Argentina regulatory agency

The National Commission for Competition Defense (Comisión Nacional de Defensa de la Competencia, CNDC) is the chief competition regulatory agency in Argentina. The CNDC operates within the Ministry of Productive Development and is tasked with curbing anti-competitive behavior in the Argentinian economy.

== History ==
The CNDC was established on August 1, 1980 in Law 22,262, where it was developed to function similar to European competition law as articulated in the Treaty of Rome. Under Law 22,262, violations of Argentine competition law constituted a criminal offense subject to scrutiny by a criminal court. During the 1990s, economic liberals argued that Law 22,262 was antiquated, and pushed for the adoption of the Argentine Competition Law (Law 25,156, ACL).

The ACL was adopted in 1994 and removed the possibility of criminal charges against violators of competition law. Instead, it created a new body, the National Tribunal for the Defence of Competition (Tribunal de Defensa de la Competencia, TDC) to oversee punish competition law violations.

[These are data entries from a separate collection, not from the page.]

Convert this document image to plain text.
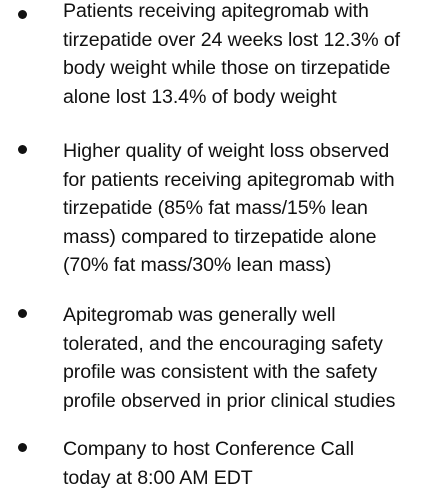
Patients receiving apitegromab with
tirzepatide over 24 weeks lost 12.3% of
body weight while those on tirzepatide
alone lost 13.4% of body weight
Higher quality of weight loss observed
for patients receiving apitegromab with
tirzepatide (85% fat mass/15% lean
mass) compared to tirzepatide alone
(70% fat mass/30% lean mass)
Apitegromab was generally well
tolerated, and the encouraging safety
profile was consistent with the safety
profile observed in prior clinical studies
Company to host Conference Call
today at 8:00 AM EDT
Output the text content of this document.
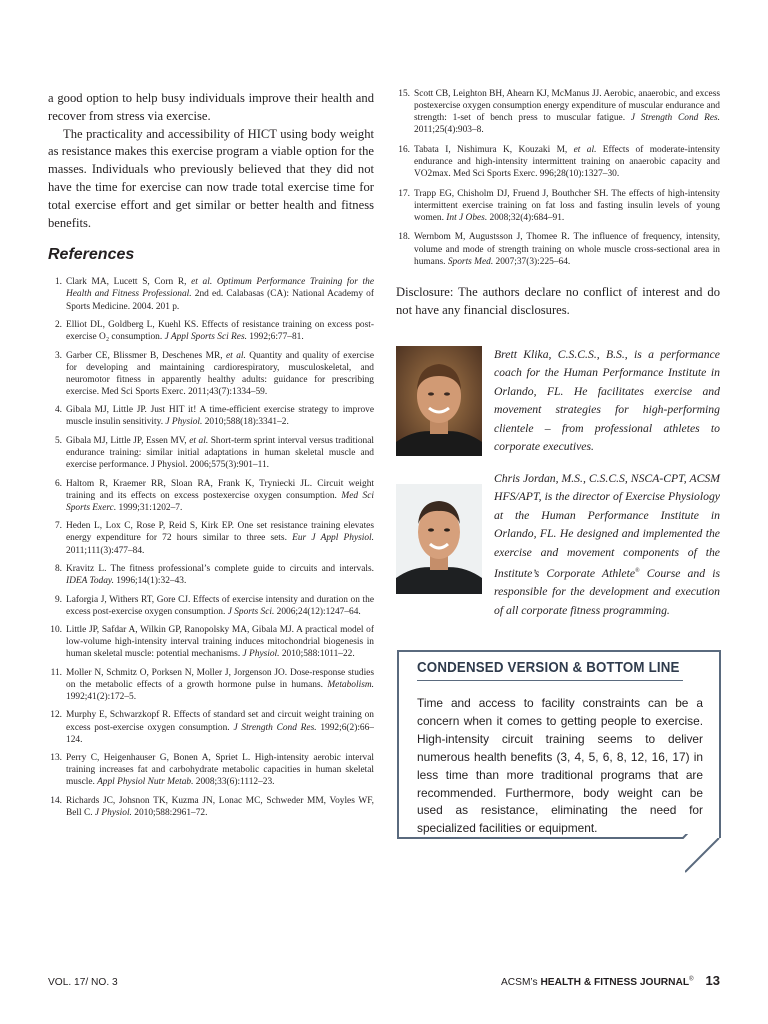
a good option to help busy individuals improve their health and recover from stress via exercise.

The practicality and accessibility of HICT using body weight as resistance makes this exercise program a viable option for the masses. Individuals who previously believed that they did not have the time for exercise can now trade total exercise time for total exercise effort and get similar or better health and fitness benefits.

References
1. Clark MA, Lucett S, Corn R, et al. Optimum Performance Training for the Health and Fitness Professional. 2nd ed. Calabasas (CA): National Academy of Sports Medicine. 2004. 201 p.
2. Elliot DL, Goldberg L, Kuehl KS. Effects of resistance training on excess post-exercise O₂ consumption. J Appl Sports Sci Res. 1992;6:77–81.
3. Garber CE, Blissmer B, Deschenes MR, et al. Quantity and quality of exercise for developing and maintaining cardiorespiratory, musculoskeletal, and neuromotor fitness in apparently healthy adults: guidance for prescribing exercise. Med Sci Sports Exerc. 2011;43(7):1334–59.
4. Gibala MJ, Little JP. Just HIT it! A time-efficient exercise strategy to improve muscle insulin sensitivity. J Physiol. 2010;588(18):3341–2.
5. Gibala MJ, Little JP, Essen MV, et al. Short-term sprint interval versus traditional endurance training: similar initial adaptations in human skeletal muscle and exercise performance. J Physiol. 2006;575(3):901–11.
6. Haltom R, Kraemer RR, Sloan RA, Frank K, Tryniecki JL. Circuit weight training and its effects on excess postexercise oxygen consumption. Med Sci Sports Exerc. 1999;31:1202–7.
7. Heden L, Lox C, Rose P, Reid S, Kirk EP. One set resistance training elevates energy expenditure for 72 hours similar to three sets. Eur J Appl Physiol. 2011;111(3):477–84.
8. Kravitz L. The fitness professional’s complete guide to circuits and intervals. IDEA Today. 1996;14(1):32–43.
9. Laforgia J, Withers RT, Gore CJ. Effects of exercise intensity and duration on the excess post-exercise oxygen consumption. J Sports Sci. 2006;24(12):1247–64.
10. Little JP, Safdar A, Wilkin GP, Ranopolsky MA, Gibala MJ. A practical model of low-volume high-intensity interval training induces mitochondrial biogenesis in human skeletal muscle: potential mechanisms. J Physiol. 2010;588:1011–22.
11. Moller N, Schmitz O, Porksen N, Moller J, Jorgenson JO. Dose-response studies on the metabolic effects of a growth hormone pulse in humans. Metabolism. 1992;41(2):172–5.
12. Murphy E, Schwarzkopf R. Effects of standard set and circuit weight training on excess post-exercise oxygen consumption. J Strength Cond Res. 1992;6(2):66–124.
13. Perry C, Heigenhauser G, Bonen A, Spriet L. High-intensity aerobic interval training increases fat and carbohydrate metabolic capacities in human skeletal muscle. Appl Physiol Nutr Metab. 2008;33(6):1112–23.
14. Richards JC, Johsnon TK, Kuzma JN, Lonac MC, Schweder MM, Voyles WF, Bell C. J Physiol. 2010;588:2961–72.
15. Scott CB, Leighton BH, Ahearn KJ, McManus JJ. Aerobic, anaerobic, and excess postexercise oxygen consumption energy expenditure of muscular endurance and strength: 1-set of bench press to muscular fatigue. J Strength Cond Res. 2011;25(4):903–8.
16. Tabata I, Nishimura K, Kouzaki M, et al. Effects of moderate-intensity endurance and high-intensity intermittent training on anaerobic capacity and VO2max. Med Sci Sports Exerc. 996;28(10):1327–30.
17. Trapp EG, Chisholm DJ, Fruend J, Bouthcher SH. The effects of high-intensity intermittent exercise training on fat loss and fasting insulin levels of young women. Int J Obes. 2008;32(4):684–91.
18. Wernbom M, Augustsson J, Thomee R. The influence of frequency, intensity, volume and mode of strength training on whole muscle cross-sectional area in humans. Sports Med. 2007;37(3):225–64.

Disclosure: The authors declare no conflict of interest and do not have any financial disclosures.

Brett Klika, C.S.C.S., B.S., is a performance coach for the Human Performance Institute in Orlando, FL. He facilitates exercise and movement strategies for high-performing clientele – from professional athletes to corporate executives.

Chris Jordan, M.S., C.S.C.S, NSCA-CPT, ACSM HFS/APT, is the director of Exercise Physiology at the Human Performance Institute in Orlando, FL. He designed and implemented the exercise and movement components of the Institute’s Corporate Athlete® Course and is responsible for the development and execution of all corporate fitness programming.

CONDENSED VERSION & BOTTOM LINE
Time and access to facility constraints can be a concern when it comes to getting people to exercise. High-intensity circuit training seems to deliver numerous health benefits (3, 4, 5, 6, 8, 12, 16, 17) in less time than more traditional programs that are recommended. Furthermore, body weight can be used as resistance, eliminating the need for specialized facilities or equipment.
VOL. 17/ NO. 3	ACSM’s HEALTH & FITNESS JOURNAL® 13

As of 2020, the last time the CNDC blocked a merger was 2007, thirteen years prior.

=== Future ===
In 2018, legislation was enacted to create a new body to replace the CNDC, the National Competition Authority (Autoridad Nacional de Competencia, NCA). However, as of 2021, this body has not come into effect.

== Functions ==
The CNDC is responsible for the "defense of competition against all forms of market distortion" as articulated in Article 42 of the Constitution. The CNDC advocates for consumer welfare under the logic that a competitive market economy leads to a high quality of goods and services and innovation. The CNDC is responsible for analyzing potential violations of competition law in certain markets and carrying out subsequent enforcement actions to curb anti-competitive behavior.

== Membership ==
The CNDC is made up of an agency president and four members. The members serve four year terms, subject to renewal. In addition to these officials, the CNDC also employs 91 personnel, including 40 attorneys and 25 economists. As of 2020, the agency's annual budget amounts to around 65.4 million pesos.

Rodrigo Luchinsky, a former law professor at the University of Buenos Aires who previously served as Undersecretary of Security under President Cristina Fernández de Kirchner, became president of the agency in 2020. In 2023, economist Alexis Pirchio was chosen by President Javier Milei to lead the agency.